Sebastian Morello

My son was born in the passenger seat footwell

He may be our fourth, but this was the first time I’ve witnessed a birth

  • From Spectator Life
(iStock)

A few days before Christmas, I was gently woken by my wife telling me that while I’d been sleeping through the night in blissful ignorance, she had been writhing in labour downstairs. At the last moment, she had decided against giving birth at home and now wanted to go to the hospital. I hadn’t known a home birth was even on the cards – clearly, my wife and I need to work on our communication. Moreover, it was a week before the due date, so I had gone to bed thinking there were still days remaining before the great panic.

Within minutes, we were in the car and racing to the maternity ward. Racing, but not fast enough. As we arrived at the hospital car park, my wife informed me that she wasn’t able to get out of the car. She was delivering our baby there and then.

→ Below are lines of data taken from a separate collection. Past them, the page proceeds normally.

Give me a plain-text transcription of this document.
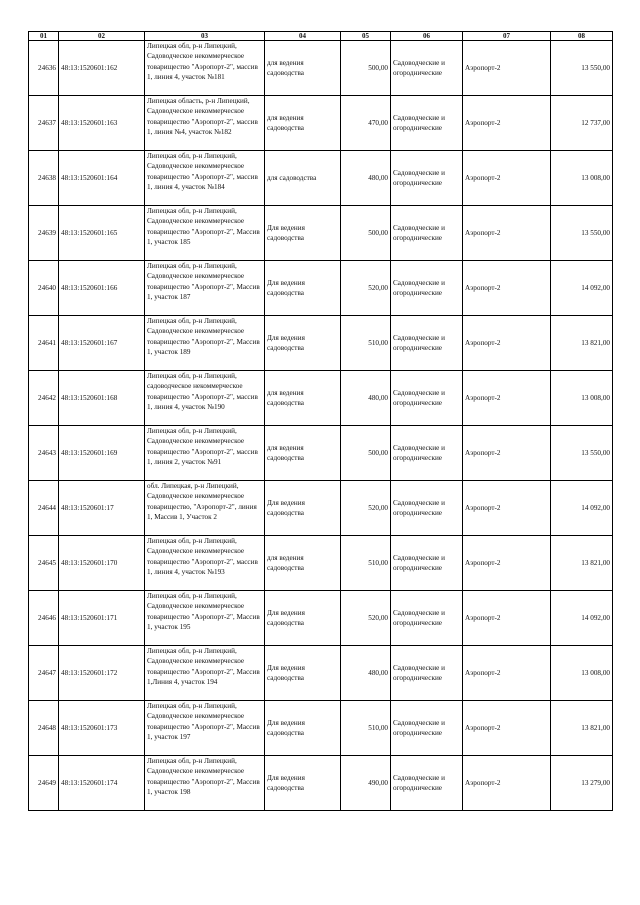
01	02	03	04	05	06	07	08
24636	48:13:1520601:162	Липецкая обл, р-н Липецкий, Садоводческое некоммерческое товарищество "Аэропорт-2", массив 1, линия 4, участок №181	для ведения садоводства	500,00	Садоводческие и огороднические	Аэропорт-2	13 550,00
24637	48:13:1520601:163	Липецкая область, р-н Липецкий, Садоводческое некоммерческое товарищество "Аэропорт-2", массив 1, линия №4, участок №182	для ведения садоводства	470,00	Садоводческие и огороднические	Аэропорт-2	12 737,00
24638	48:13:1520601:164	Липецкая обл, р-н Липецкий, Садоводческое некоммерческое товарищество "Аэропорт-2", массив 1, линия 4, участок №184	для садоводства	480,00	Садоводческие и огороднические	Аэропорт-2	13 008,00
24639	48:13:1520601:165	Липецкая обл, р-н Липецкий, Садоводческое некоммерческое товарищество "Аэропорт-2", Массив 1, участок 185	Для ведения садоводства	500,00	Садоводческие и огороднические	Аэропорт-2	13 550,00
24640	48:13:1520601:166	Липецкая обл, р-н Липецкий, Садоводческое некоммерческое товарищество "Аэропорт-2", Массив 1, участок 187	Для ведения садоводства	520,00	Садоводческие и огороднические	Аэропорт-2	14 092,00
24641	48:13:1520601:167	Липецкая обл, р-н Липецкий, Садоводческое некоммерческое товарищество "Аэропорт-2", Массив 1, участок 189	Для ведения садоводства	510,00	Садоводческие и огороднические	Аэропорт-2	13 821,00
24642	48:13:1520601:168	Липецкая обл, р-н Липецкий, садоводческое некоммерческое товарищество "Аэропорт-2", массив 1, линия 4, участок №190	для ведения садоводства	480,00	Садоводческие и огороднические	Аэропорт-2	13 008,00
24643	48:13:1520601:169	Липецкая обл, р-н Липецкий, Садоводческое некоммерческое товарищество "Аэропорт-2", массив 1, линия 2, участок №91	для ведения садоводства	500,00	Садоводческие и огороднические	Аэропорт-2	13 550,00
24644	48:13:1520601:17	обл. Липецкая, р-н Липецкий, Садоводческое некоммерческое товарищество, "Аэропорт-2", линия 1, Массив 1, Участок 2	Для ведения садоводства	520,00	Садоводческие и огороднические	Аэропорт-2	14 092,00
24645	48:13:1520601:170	Липецкая обл, р-н Липецкий, Садоводческое некоммерческое товарищество "Аэропорт-2", массив 1, линия 4, участок №193	для ведения садоводства	510,00	Садоводческие и огороднические	Аэропорт-2	13 821,00
24646	48:13:1520601:171	Липецкая обл, р-н Липецкий, Садоводческое некоммерческое товарищество "Аэропорт-2", Массив 1, участок 195	Для ведения садоводства	520,00	Садоводческие и огороднические	Аэропорт-2	14 092,00
24647	48:13:1520601:172	Липецкая обл, р-н Липецкий, Садоводческое некоммерческое товарищество "Аэропорт-2", Массив 1,Линия 4, участок 194	Для ведения садоводства	480,00	Садоводческие и огороднические	Аэропорт-2	13 008,00
24648	48:13:1520601:173	Липецкая обл, р-н Липецкий, Садоводческое некоммерческое товарищество "Аэропорт-2", Массив 1, участок 197	Для ведения садоводства	510,00	Садоводческие и огороднические	Аэропорт-2	13 821,00
24649	48:13:1520601:174	Липецкая обл, р-н Липецкий, Садоводческое некоммерческое товарищество "Аэропорт-2", Массив 1, участок 198	Для ведения садоводства	490,00	Садоводческие и огороднические	Аэропорт-2	13 279,00
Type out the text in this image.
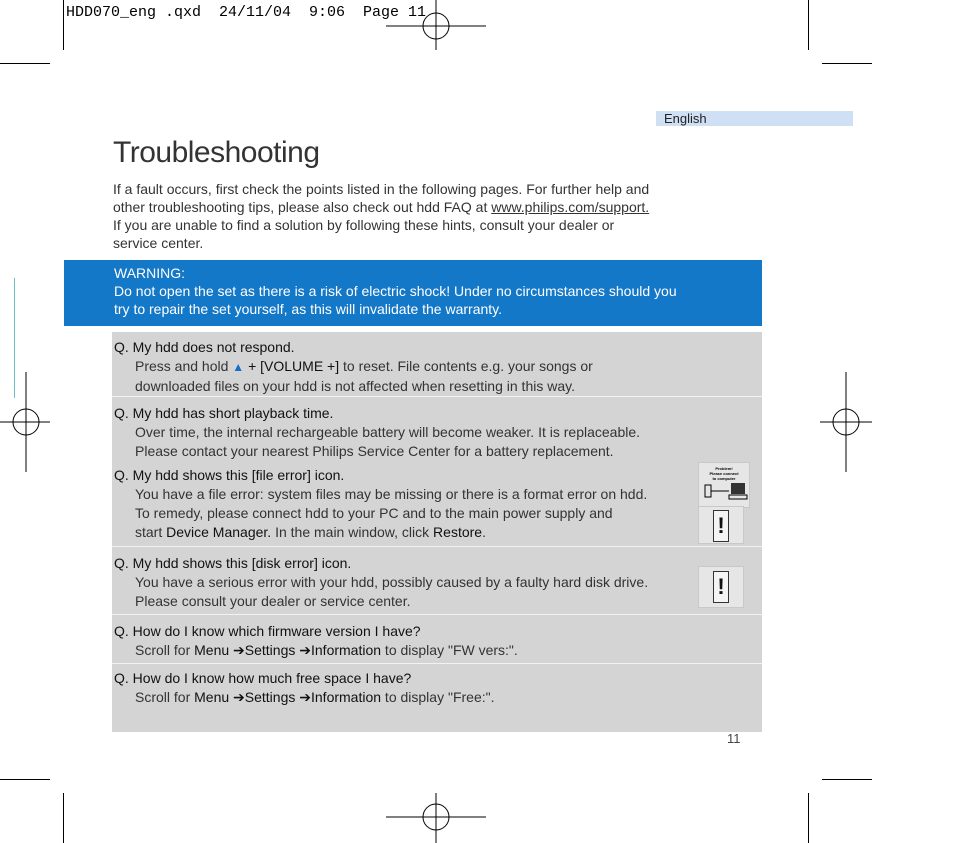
HDD070_eng .qxd  24/11/04  9:06  Page 11
English
Troubleshooting
If a fault occurs, first check the points listed in the following pages. For further help and
other troubleshooting tips, please also check out hdd FAQ at www.philips.com/support.
If you are unable to find a solution by following these hints, consult your dealer or
service center.
WARNING:
Do not open the set as there is a risk of electric shock! Under no circumstances should you
try to repair the set yourself, as this will invalidate the warranty.
Q. My hdd does not respond.
Press and hold ▲ + [VOLUME +] to reset. File contents e.g. your songs or
downloaded files on your hdd is not affected when resetting in this way.
Q. My hdd has short playback time.
Over time, the internal rechargeable battery will become weaker. It is replaceable.
Please contact your nearest Philips Service Center for a battery replacement.
Q. My hdd shows this [file error] icon.
You have a file error: system files may be missing or there is a format error on hdd.
To remedy, please connect hdd to your PC and to the main power supply and
start Device Manager. In the main window, click Restore.
Problem!
Please connect
to computer
!
Q. My hdd shows this [disk error] icon.
You have a serious error with your hdd, possibly caused by a faulty hard disk drive.
Please consult your dealer or service center.
!
Q. How do I know which firmware version I have?
Scroll for Menu ➔Settings ➔Information to display "FW vers:".
Q. How do I know how much free space I have?
Scroll for Menu ➔Settings ➔Information to display "Free:".
11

Albert is baby number four. Our other three children were tucked up at home under the care of my mother-in-law, who was staying with us over Advent and Christmas. Compared with the births of my other children, Albert’s was certainly the most unconventional, and consequently, we have high hopes for him. Beyond that, though, I couldn’t tell you much by way of a comparison, as I had never been present at the births of my children.

On those occasions, my wife requested that I leave the room until the drama was over, at which point a midwife called me away from my coffee and newspaper to meet my newborn. Then, I would enter an immaculately clean room where my wife was sitting, make-up on and hair brushed, nursing our new child. Neither of us, in case it’s unclear, is very modern.

But now I fear I’ve been missing out on one of life’s great wonders. I had never witnessed a birth, let alone one in the passenger seat of my car. It was amazing. I had leapt out of my seat and run round the back of the car, and on opening her door, I found that in those three seconds it had taken me to orbit the vehicle, a small Morello had begun to spring forth into the world.

In the blink of an eye, my wife was sitting there in the passenger seat with our son in her arms. I found the event quite moving, and even sanctioned my lower lip to momentarily wobble as I looked at my son. The midwifery team failed to conceal their astonishment as they emerged through the sliding doors and gathered round the car: they beheld a life-sized nativity in the front seat.

With my wife having been helped into a wheelchair, we processed into the maternity ward with me holding our baby son in my arms. A few hours passed, during which Albert and I introduced ourselves to each other, when it suddenly occurred to me: I’d better get the car valeted.

As the car was exorcised of amniotic fluid by a group of charming yet bewildered Romanians, I sat in the pub and thought about how the most beautiful, natural thing one can experience has become almost unusual in our society. With most countries worldwide – and all countries in the West – heading towards demographic collapse, I’m pleased that my wife and I are doing our bit to reverse the trend.

I suppose we now count as a large family. In fact, we have been repeatedly reminded of this by the expressions of surprise as we’ve walked into shops or cafés over the past few weeks. I’m amused by these responses. There used to be a time when men were proud of the potency of their loins. If this offends modern sensibilities, the demographic suicide of civilisation certainly offends mine.